At least the hacks in this case have merely lost their livelihoods. Many have been unluckier, most notably the crusading journalist Anna Politkovskaya, whose murder in October 2006 just might have been connected to her strident criticism of the regime's human rights abuses in Chechnya and elsewhere. Twelve days later, her friend and fellow dissident Alexander Litvinenko stood in the Frontline Club in London and issued a stirring denunciation of those he believed were responsible. "I'm totally confident", he said, "that there is only one person in Russia who could kill Anna Politkovskaya with her standing, with her fame. That is Putin." Five weeks later, Litvinenko himself was dead in the most macabre of circumstances.

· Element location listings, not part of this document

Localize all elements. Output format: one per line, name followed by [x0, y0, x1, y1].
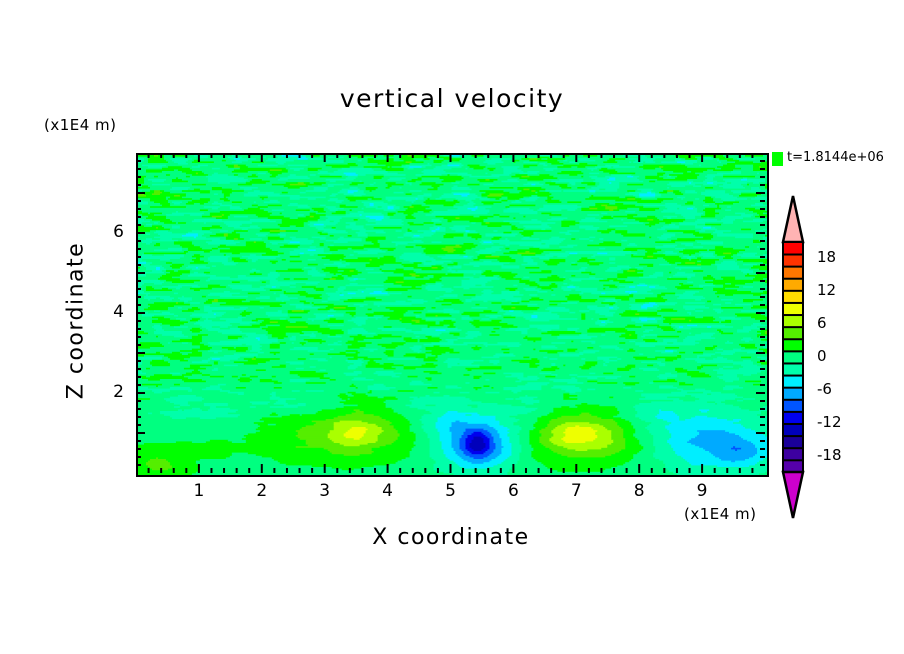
colorbar-tick-label: 12: [817, 281, 836, 299]
colorbar-tick-label: -6: [817, 380, 832, 398]
colorbar-tick-label: 6: [817, 314, 827, 332]
colorbar-tick-label: 18: [817, 248, 836, 266]
colorbar-tick-label: -12: [817, 413, 842, 431]
contour-plot-figure: vertical velocity (x1E4 m) (x1E4 m) X co…: [0, 0, 904, 654]
colorbar-tick-label: 0: [817, 347, 827, 365]
colorbar-tick-label: -18: [817, 446, 842, 464]
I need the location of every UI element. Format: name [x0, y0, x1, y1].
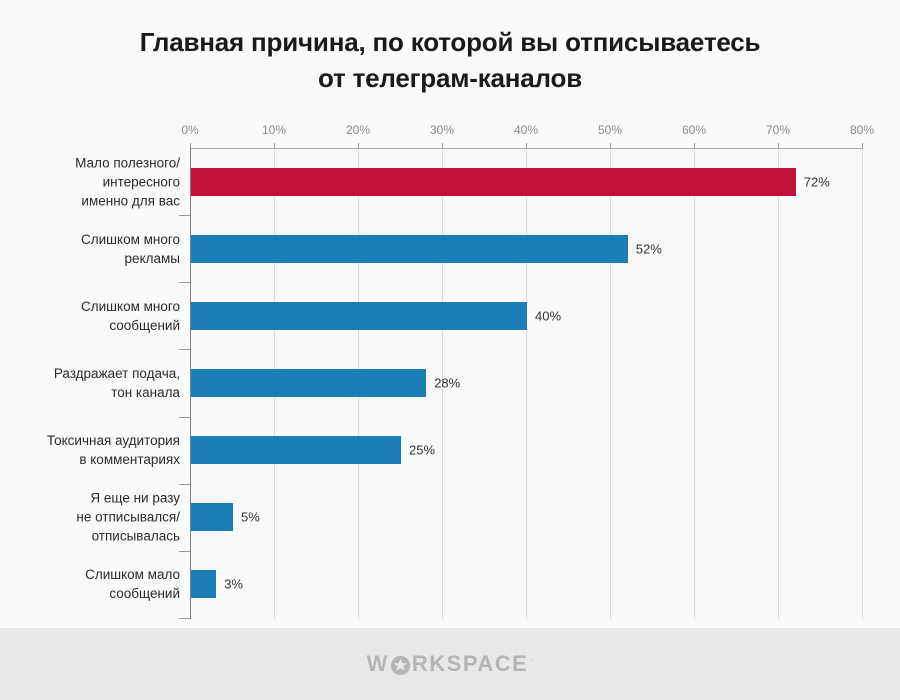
x-tick-label: 10% [262, 123, 286, 137]
logo-trademark: ˙ [530, 659, 533, 669]
footer-bar: W RKSPACE ˙ [0, 628, 900, 700]
x-tick-label: 0% [181, 123, 198, 137]
bar-value-label: 40% [535, 308, 561, 323]
bar[interactable] [191, 436, 401, 464]
bar-row: Слишком многосообщений40% [0, 282, 900, 349]
category-label-line: Слишком много [0, 297, 180, 316]
x-tick-label: 20% [346, 123, 370, 137]
bar[interactable] [191, 235, 628, 263]
workspace-logo: W RKSPACE ˙ [367, 651, 534, 677]
category-label: Слишком малосообщений [0, 565, 180, 603]
category-label-line: Слишком мало [0, 565, 180, 584]
bar[interactable] [191, 369, 426, 397]
star-in-circle-icon [390, 655, 411, 676]
bar-value-label: 3% [224, 577, 243, 592]
bar-value-label: 5% [241, 510, 260, 525]
bar-track: 40% [191, 302, 863, 330]
category-label-line: интересного [0, 172, 180, 191]
category-label-line: тон канала [0, 383, 180, 402]
bar-chart: 0%10%20%30%40%50%60%70%80% Мало полезног… [0, 0, 900, 628]
category-label: Токсичная аудиторияв комментариях [0, 431, 180, 469]
bar-track: 3% [191, 570, 863, 598]
category-label: Слишком многосообщений [0, 297, 180, 335]
bar-value-label: 28% [434, 375, 460, 390]
category-label-line: в комментариях [0, 450, 180, 469]
bar-row: Я еще ни разуне отписывался/отписывалась… [0, 484, 900, 551]
category-label-line: рекламы [0, 249, 180, 268]
chart-page: Главная причина, по которой вы отписывае… [0, 0, 900, 700]
category-label-line: отписывалась [0, 527, 180, 546]
category-label-line: сообщений [0, 584, 180, 603]
bar-row: Слишком малосообщений3% [0, 551, 900, 618]
x-tick-label: 70% [766, 123, 790, 137]
x-tick-label: 50% [598, 123, 622, 137]
logo-text-part-2: RKSPACE [412, 651, 528, 677]
bar-row: Токсичная аудиторияв комментариях25% [0, 417, 900, 484]
bar-value-label: 52% [636, 241, 662, 256]
category-label: Я еще ни разуне отписывался/отписывалась [0, 489, 180, 546]
logo-text-part-1: W [367, 651, 389, 677]
bar-row: Мало полезного/интересногоименно для вас… [0, 148, 900, 215]
category-label-line: Токсичная аудитория [0, 431, 180, 450]
category-label-line: именно для вас [0, 191, 180, 210]
bar[interactable] [191, 503, 233, 531]
category-label-line: не отписывался/ [0, 508, 180, 527]
bar-value-label: 25% [409, 443, 435, 458]
bar-track: 72% [191, 168, 863, 196]
bar-row: Слишком многорекламы52% [0, 215, 900, 282]
bar-track: 52% [191, 235, 863, 263]
x-tick-label: 80% [850, 123, 874, 137]
bar[interactable] [191, 168, 796, 196]
x-tick-label: 30% [430, 123, 454, 137]
category-label: Раздражает подача,тон канала [0, 364, 180, 402]
category-label-line: Мало полезного/ [0, 153, 180, 172]
bar-track: 28% [191, 369, 863, 397]
category-label-line: сообщений [0, 316, 180, 335]
bar-value-label: 72% [804, 174, 830, 189]
category-label-line: Слишком много [0, 230, 180, 249]
bar-track: 25% [191, 436, 863, 464]
bar-track: 5% [191, 503, 863, 531]
category-label: Слишком многорекламы [0, 230, 180, 268]
y-axis-bottom-tick [179, 618, 190, 619]
category-label-line: Раздражает подача, [0, 364, 180, 383]
x-tick-label: 60% [682, 123, 706, 137]
x-tick-label: 40% [514, 123, 538, 137]
bar[interactable] [191, 570, 216, 598]
category-label: Мало полезного/интересногоименно для вас [0, 153, 180, 210]
bar-row: Раздражает подача,тон канала28% [0, 349, 900, 416]
bar[interactable] [191, 302, 527, 330]
category-label-line: Я еще ни разу [0, 489, 180, 508]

Reporters Sans Frontieres estimated last year that 21 journalists had been murdered during Putin's reign, and while not all of these deaths can or should be laid at the door of the government, there is little doubt that exposing corruption and human rights abuses in Russia is not a great career choice. But outrages like the Politkovskaya murder are merely the most ugly symptoms of a much deeper malaise; press freedom is the canary in the mine for any democracy, and in Russia it died long ago. In 2003, Freedom House moved Russia from the "partly free" column to "not free" in its annual survey of press freedom. The following year, the same change was made in its general survey of civil liberties.

All five of the major TV stations toe the government line. Regional media is usually under the direction of local authorities. Coverage of government is uniformly bland and sycophantic; coverage of opposition scant and biased. (Think Fox News as parodied by the Simpsons.) There are few independent newspapers, and most of the larger ones are controlled either by billionaire oligarchs or companies like Gazprom or Promsvyazbank with close ties to the Kremlin. While Michael Moore and company were sounding off about the value of Cheney's Halliburton shares, these guys were creating a real live petro-dictatorship. Expose that, though, and there's no Palme D'Or waiting for you.

The curious case of Vladimir and his supple ‘girlfriend' is trivial by comparison, not least because it may really just be a tabloid invention to shift a few more copies. Yet in one sense it demonstrates a more chilling truth about the media in modern Russia. Beyond the headline cases of crusading journalists being locked up for attacking the government, or risking death to report on human rights abuses, there has been a more pervasive erosion of the very idea of an independent press. Never mind radioactive sushi or gun-toting assassins; now it takes only a threatening glance from those in power to shut your operation down. Once you live in that sort of a society you're screwed, even if she wasn't.

And, at the risk of stating the obvious, this doesn't just concern Russians, either; not with $100 oil, economic warfare against her neighbours, and ICBMs being paraded in Red Square, just like the old days. No, an executive unfettered by the kinds of checks and balances that stop BushCheneyCo from murdering you in your beds is bad news for everyone. The West is pinning its hopes on the new President, Dmitri Medvedev, being a new and more moderate voice, and not merely the puppet for a continued Putin supremacy. We shall see; but the signs aren't good.

As for Anna Politkovskaya, she predicted her fate long before it befell her. Her words should serve as more than a mere epitaph:

We are hurtling back into a Soviet abyss, into an information vacuum that spells death from our own ignorance. All we have left is the internet, where information is still freely available. For the rest, if you want to go on working as a journalist, it's total servility to Putin. Otherwise, it can be death, the bullet, poison, or trial – whatever our special services, Putin's guard dogs, see fit.